This book isn't for the timid, and if you are, take your Gaviscon before settling down to read one of the few books that might change your life. To a vegetarian, the title might put you off; if you eat meat, you may be afraid of being lectured. Neither is the case. I'm vegan and didn't think anything about slaughterhouses or animal empathy could shock me, but I am dazed. Meat doesn't set out with a philosophical agenda, it is a great story, with plenty of action, characters, a post-apocalyptic setting and several threads. I'm not going to summarise the plot. It's enough to say that Harry Harrison's novel, which became the cult film, Soylent Green is for pussy cats compared to Meat.
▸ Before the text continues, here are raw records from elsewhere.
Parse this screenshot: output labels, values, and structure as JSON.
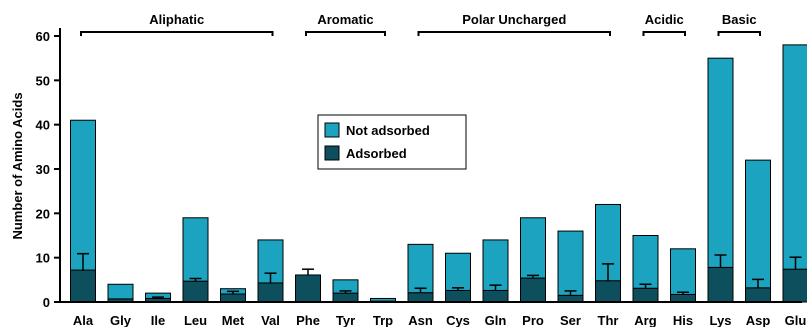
{
  "chart_data": {
    "type": "bar",
    "stacked": true,
    "title": "",
    "xlabel": "",
    "ylabel": "Number of Amino Acids",
    "ylim": [
      0,
      60
    ],
    "yticks": [
      0,
      10,
      20,
      30,
      40,
      50,
      60
    ],
    "grid": false,
    "legend_position": "center",
    "categories": [
      "Ala",
      "Gly",
      "Ile",
      "Leu",
      "Met",
      "Val",
      "Phe",
      "Tyr",
      "Trp",
      "Asn",
      "Cys",
      "Gln",
      "Pro",
      "Ser",
      "Thr",
      "Arg",
      "His",
      "Lys",
      "Asp",
      "Glu"
    ],
    "series": [
      {
        "name": "Adsorbed",
        "color": "#0d4f5c",
        "values": [
          7.2,
          0.7,
          0.8,
          4.7,
          1.8,
          4.3,
          6.1,
          2.0,
          0.2,
          2.1,
          2.6,
          2.6,
          5.4,
          1.5,
          4.8,
          3.1,
          1.7,
          7.8,
          3.2,
          7.4
        ],
        "error": [
          3.7,
          0,
          0.3,
          0.6,
          0.6,
          2.2,
          1.3,
          0.5,
          0,
          1.0,
          0.6,
          1.2,
          0.6,
          1.0,
          3.8,
          0.9,
          0.5,
          2.8,
          1.9,
          2.7
        ]
      },
      {
        "name": "Not adsorbed",
        "color": "#1ba3bf",
        "values": [
          33.8,
          3.3,
          1.2,
          14.3,
          1.2,
          9.7,
          0,
          3.0,
          0.6,
          10.9,
          8.4,
          11.4,
          13.6,
          14.5,
          17.2,
          11.9,
          10.3,
          47.2,
          28.8,
          50.6
        ]
      }
    ],
    "groups": [
      {
        "label": "Aliphatic",
        "from": 0,
        "to": 5
      },
      {
        "label": "Aromatic",
        "from": 6,
        "to": 8
      },
      {
        "label": "Polar Uncharged",
        "from": 9,
        "to": 14
      },
      {
        "label": "Acidic",
        "from": 15,
        "to": 16
      },
      {
        "label": "Basic",
        "from": 17,
        "to": 18
      }
    ]
  }
}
I confess that I didn't initially like the short sections as the story unfolded from the point-of-view of several main characters, but with the pace so rapidly page-turning it isn't a serious complaint. Indeed, there are some fine literary moments inside the narrative. D'Lacey cleverly forces characters to not just step back to contemplate their actions and consequences, but to somehow reach inside, and then outside their psyche in a way I've not met in other novels. For example, speaking of that elusive spark in someone's eyes, but then when they die: `how could you not wonder where that light went?'
I hate Joseph D'Lacey because he's created phrases I'd wish I'd written. For example, we've all been to a works' dance where: `The music had a stretched, laboured sound to it, but it made the workers jump and twitch nevertheless.' He has a gift for inverting concepts that is envious. Savour this example:
`She stopped moving and listened hard. The silence was alive: like someone downstairs was listening for her, not the other way around.'
I am impressed that the end isn't easy to predict even though there is no plot dependency on a twist. Let's say that in my animal activist days, I nearly achieved in practice on the odd livestock farm, and still dream about what this book achieves with a whole futuristic town. This gutsy ambush is delivered cleverly, but not without gallons of gory blood, sometimes friendly blood.
Meat is horror, gruesome, and it has a message, whether or not you accept it. It is compelling reading, and it will haunt me forever.